FOX TWO WATCHED the white people carrier streak away down the desert trail, then turned his binoculars back to the stricken man. He was still on the ground, writhing with pain, his hands pressed against his ears. Fox Two relaxed somewhat.
It had been a close call—but they’d been prepared.
He knew the agitator would be down for a while. They’d hit him with a potent blast, just to make sure. Fox Two was surprised the man hadn’t lost consciousness, though he knew he still might. Main thing was, he wasn’t going anywhere or saying anything. Not for a while, anyway. Which was all the time they needed.
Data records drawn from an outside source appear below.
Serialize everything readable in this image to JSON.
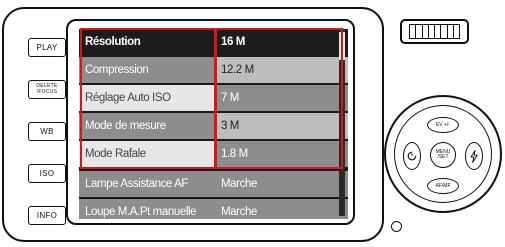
{
  "side_buttons": {
    "play": "PLAY",
    "delete_focus_line1": "DELETE",
    "delete_focus_line2": "/FOCUS",
    "wb": "WB",
    "iso": "ISO",
    "info": "INFO"
  },
  "menu": {
    "rows": [
      {
        "label": "Résolution",
        "value": "16 M"
      },
      {
        "label": "Compression",
        "value": "12.2 M"
      },
      {
        "label": "Réglage Auto ISO",
        "value": "7 M"
      },
      {
        "label": "Mode de mesure",
        "value": "3 M"
      },
      {
        "label": "Mode Rafale",
        "value": "1.8 M"
      },
      {
        "label": "Lampe Assistance  AF",
        "value": "Marche"
      },
      {
        "label": "Loupe M.A.Pt manuelle",
        "value": "Marche"
      }
    ],
    "selected_index": 0
  },
  "dial": {
    "top": "EV +/-",
    "bottom": "AF/MF",
    "left_icon": "self-timer-icon",
    "right_icon": "flash-icon",
    "center_line1": "MENU",
    "center_line2": "/SET"
  },
  "colors": {
    "highlight_red": "#d0181e",
    "row_selected_bg": "#1c1c1c",
    "row_mid_bg": "#8d8d8d",
    "row_light_bg": "#bdbdbd",
    "row_white_bg": "#e7e7e7"
  }
}
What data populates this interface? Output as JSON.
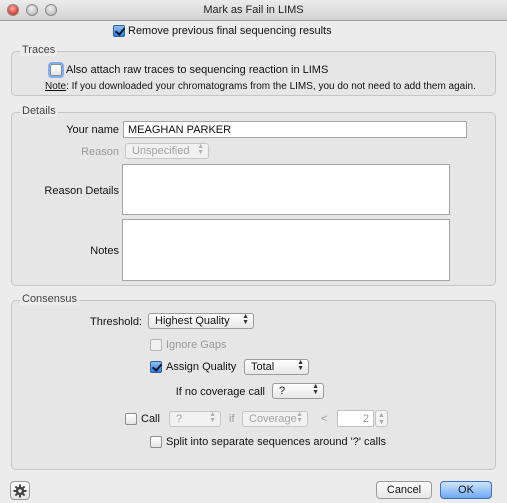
{
  "window": {
    "title": "Mark as Fail in LIMS"
  },
  "top": {
    "remove_previous_label": "Remove previous final sequencing results",
    "remove_previous_checked": true
  },
  "traces": {
    "title": "Traces",
    "attach_label": "Also attach raw traces to sequencing reaction in LIMS",
    "attach_checked": false,
    "note_prefix": "Note",
    "note_text": ": If you downloaded your chromatograms from the LIMS, you do not need to add them again."
  },
  "details": {
    "title": "Details",
    "your_name_label": "Your name",
    "your_name_value": "MEAGHAN PARKER",
    "reason_label": "Reason",
    "reason_value": "Unspecified",
    "reason_details_label": "Reason Details",
    "notes_label": "Notes"
  },
  "consensus": {
    "title": "Consensus",
    "threshold_label": "Threshold:",
    "threshold_value": "Highest Quality",
    "ignore_gaps_label": "Ignore Gaps",
    "assign_quality_label": "Assign Quality",
    "assign_quality_value": "Total",
    "no_coverage_label": "If no coverage call",
    "no_coverage_value": "?",
    "call_label": "Call",
    "call_value": "?",
    "if_label": "if",
    "coverage_value": "Coverage",
    "lt_label": "<",
    "coverage_number": "2",
    "split_label": "Split into separate sequences around '?' calls"
  },
  "footer": {
    "cancel_label": "Cancel",
    "ok_label": "OK"
  },
  "icons": {
    "gear": "gear-icon",
    "popup_arrows": "popup-arrows-icon"
  }
}
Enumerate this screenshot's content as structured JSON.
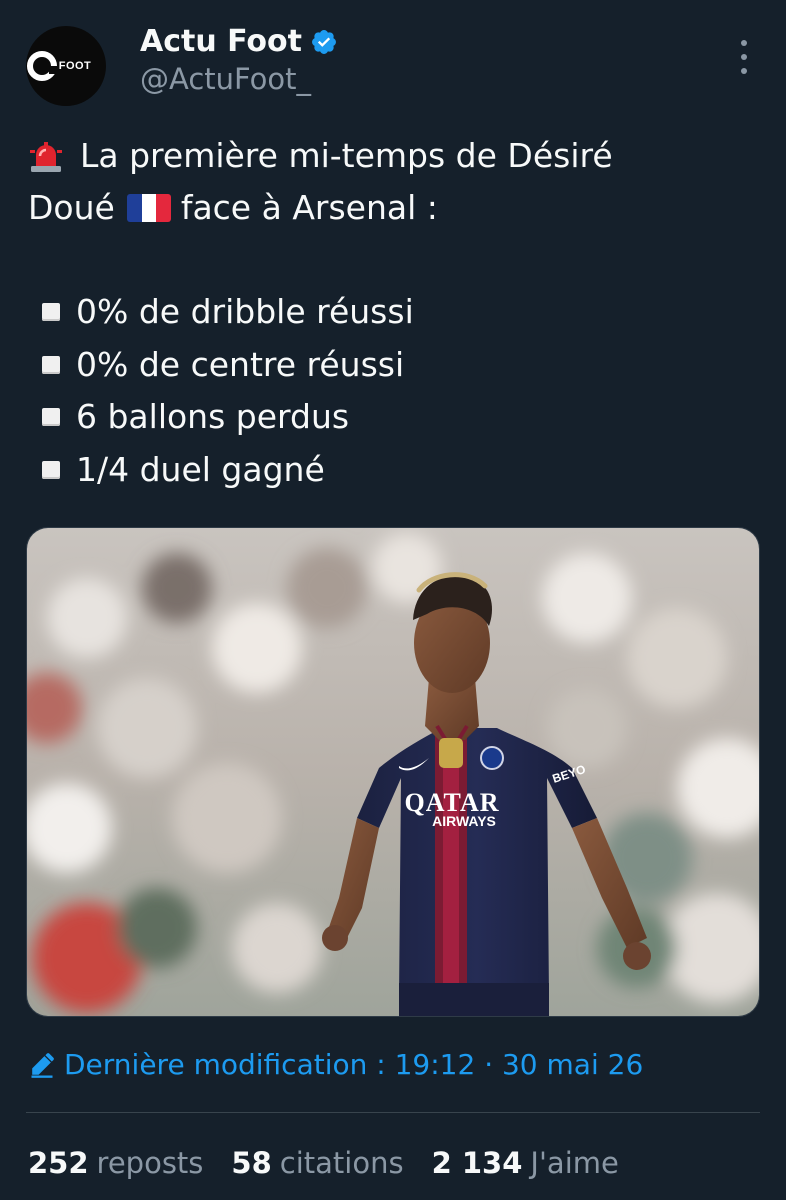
{
  "author": {
    "display_name": "Actu Foot",
    "handle": "@ActuFoot_",
    "avatar_text": "FOOT",
    "verified": true
  },
  "tweet": {
    "line1": "La première mi-temps de Désiré",
    "line2_a": "Doué",
    "line2_b": "face à Arsenal :",
    "bullets": [
      "0% de dribble réussi",
      "0% de centre réussi",
      "6 ballons perdus",
      "1/4 duel gagné"
    ],
    "icons": {
      "lead": "police-car-light-icon",
      "flag": "france-flag-icon",
      "bullet": "white-square-icon"
    }
  },
  "photo": {
    "description_icon": "player-photo",
    "sponsor_line1": "QATAR",
    "sponsor_line2": "AIRWAYS",
    "sleeve_text": "BEYO"
  },
  "edit": {
    "label": "Dernière modification : 19:12 · 30 mai 26"
  },
  "stats": [
    {
      "num": "252",
      "label": "reposts"
    },
    {
      "num": "58",
      "label": "citations"
    },
    {
      "num": "2 134",
      "label": "J'aime"
    }
  ],
  "colors": {
    "background": "#15202b",
    "accent": "#1d9bf0",
    "muted": "#8b98a5",
    "text": "#f7f9f9"
  }
}
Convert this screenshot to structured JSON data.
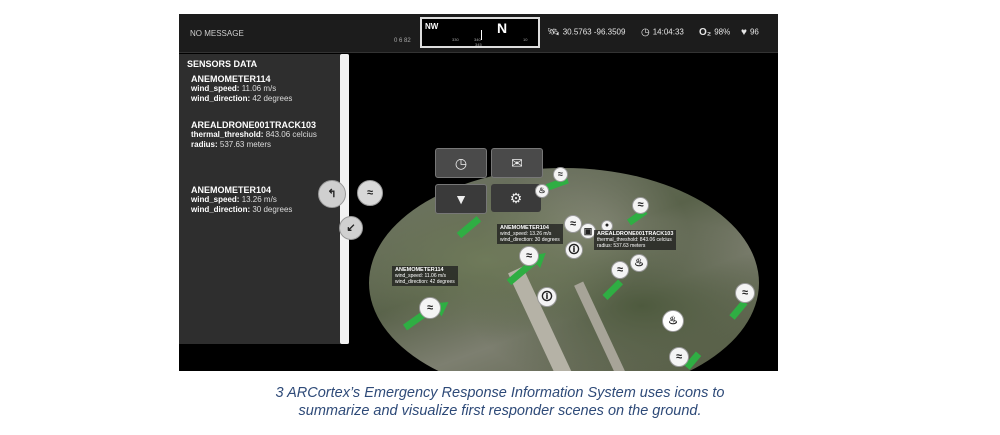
{
  "topbar": {
    "message": "NO MESSAGE",
    "message_number": "0 6 82",
    "compass": {
      "left_label": "NW",
      "center_label": "N",
      "ticks": [
        "330",
        "340",
        "345",
        "10"
      ]
    },
    "coords": "30.5763 -96.3509",
    "time": "14:04:33",
    "oxygen": "98%",
    "heart": "96"
  },
  "sidebar": {
    "title": "SENSORS DATA",
    "sensors": [
      {
        "name": "ANEMOMETER114",
        "line1_key": "wind_speed:",
        "line1_val": "11.06 m/s",
        "line2_key": "wind_direction:",
        "line2_val": "42 degrees"
      },
      {
        "name": "AREALDRONE001TRACK103",
        "line1_key": "thermal_threshold:",
        "line1_val": "843.06 celcius",
        "line2_key": "radius:",
        "line2_val": "537.63 meters"
      },
      {
        "name": "ANEMOMETER104",
        "line1_key": "wind_speed:",
        "line1_val": "13.26 m/s",
        "line2_key": "wind_direction:",
        "line2_val": "30 degrees"
      }
    ]
  },
  "map_labels": [
    {
      "name": "ANEMOMETER114",
      "l1": "wind_speed: 11.06 m/s",
      "l2": "wind_direction: 42 degrees"
    },
    {
      "name": "ANEMOMETER104",
      "l1": "wind_speed: 13.26 m/s",
      "l2": "wind_direction: 30 degrees"
    },
    {
      "name": "AREALDRONE001TRACK103",
      "l1": "thermal_threshold: 843.06 celcius",
      "l2": "radius: 537.63 meters"
    }
  ],
  "icons": {
    "status": "person-icon",
    "wind": "wind-icon",
    "fire": "fire-icon",
    "drone": "cube-icon",
    "settings": "gear-icon",
    "filter": "filter-icon",
    "mail": "mail-icon",
    "clock": "clock-icon"
  },
  "colors": {
    "wind_arrow": "#2fae43",
    "caption": "#2e4a78"
  },
  "caption": {
    "line1": "3 ARCortex’s Emergency Response Information System uses icons to",
    "line2": "summarize and visualize first responder scenes on the ground."
  }
}
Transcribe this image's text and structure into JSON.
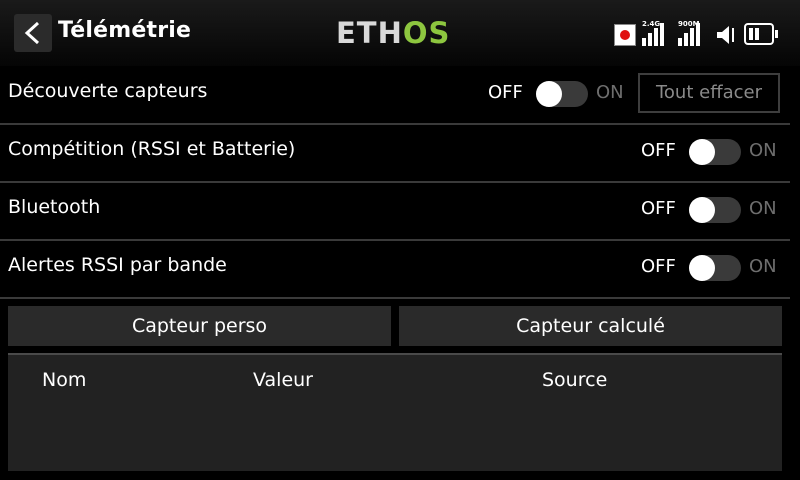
{
  "header": {
    "title": "Télémétrie",
    "logo_main": "ETH",
    "logo_accent": "OS",
    "status": {
      "band1": "2.4G",
      "band2": "900M"
    }
  },
  "settings": [
    {
      "label": "Découverte capteurs",
      "off": "OFF",
      "on": "ON",
      "state": "off"
    },
    {
      "label": "Compétition (RSSI et Batterie)",
      "off": "OFF",
      "on": "ON",
      "state": "off"
    },
    {
      "label": "Bluetooth",
      "off": "OFF",
      "on": "ON",
      "state": "off"
    },
    {
      "label": "Alertes RSSI par bande",
      "off": "OFF",
      "on": "ON",
      "state": "off"
    }
  ],
  "clear_button": "Tout effacer",
  "buttons": {
    "custom_sensor": "Capteur perso",
    "calculated_sensor": "Capteur calculé"
  },
  "table": {
    "columns": [
      "Nom",
      "Valeur",
      "Source"
    ]
  },
  "colors": {
    "accent": "#8dc63f",
    "record": "#e01010"
  }
}
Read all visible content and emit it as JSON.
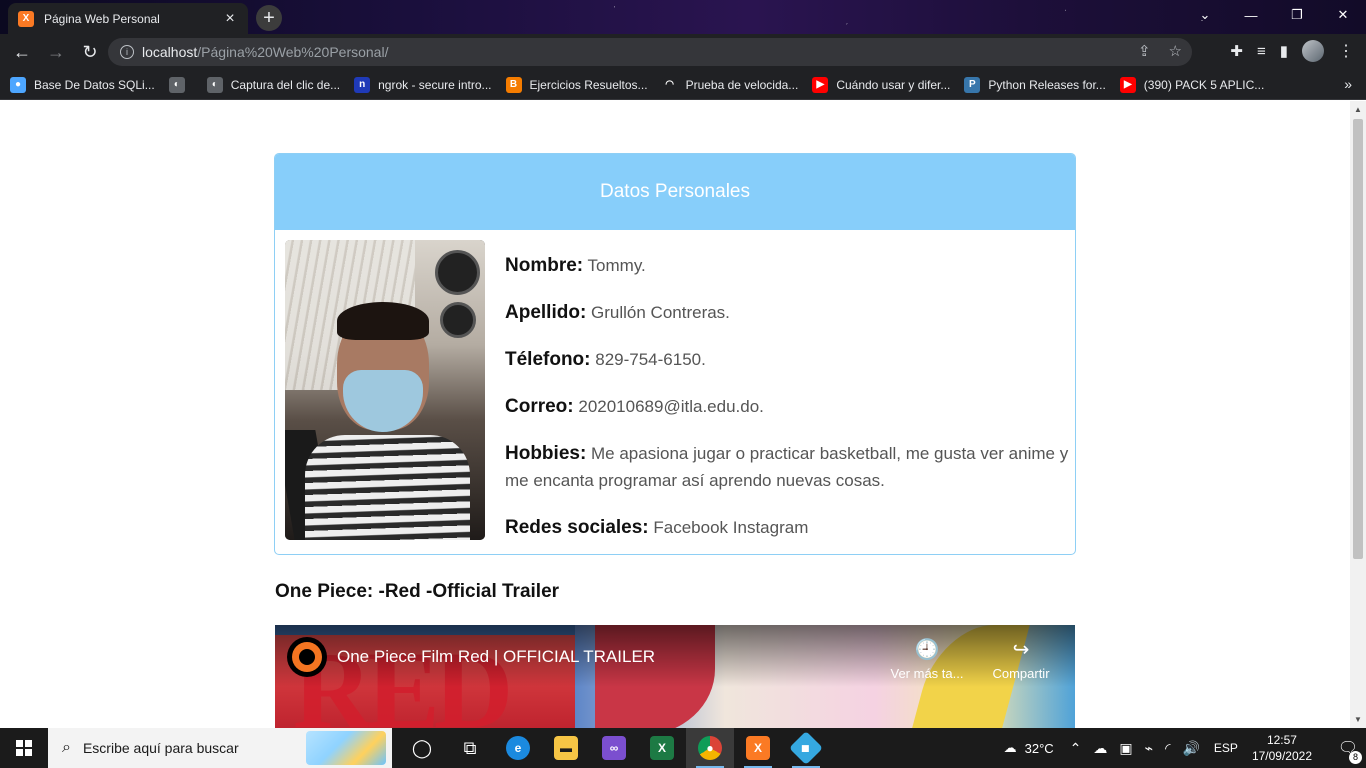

He raised a finger and spun it around, giving his men the signal to move out. Swiftly and silently, they powered down the LRAD and covered it up before pulling away and heading out as innocuously as they’d arrived, shadowing the van from a safe distance and looking forward to finally going home.
Chapter 54
Bedford, Massachusetts
The man kept the gun pressed against Matt’s temple. “Easy.” His voice was flat, his arm stable. With his left hand, he reached down to Matt’s lap and pulled out his gun, which he stuffed under his belt. Matt cursed inwardly. He’d been so focused on watching the plane and Maddox that he hadn’t noticed the man sneaking up on them from the back. Another guy—same general appearance, dark suit, white shirt, no tie, granite-dark shades—appeared a few yards ahead, rounding the other side of the outbuilding, moving toward Jabba’s side of the car. He also had a gun out, and it was also leveled at Matt’s head. A big gun. A Para-Ordnance P14. It looked heavy. It looked like it could stop a charging rhino in its tracks. Which it could.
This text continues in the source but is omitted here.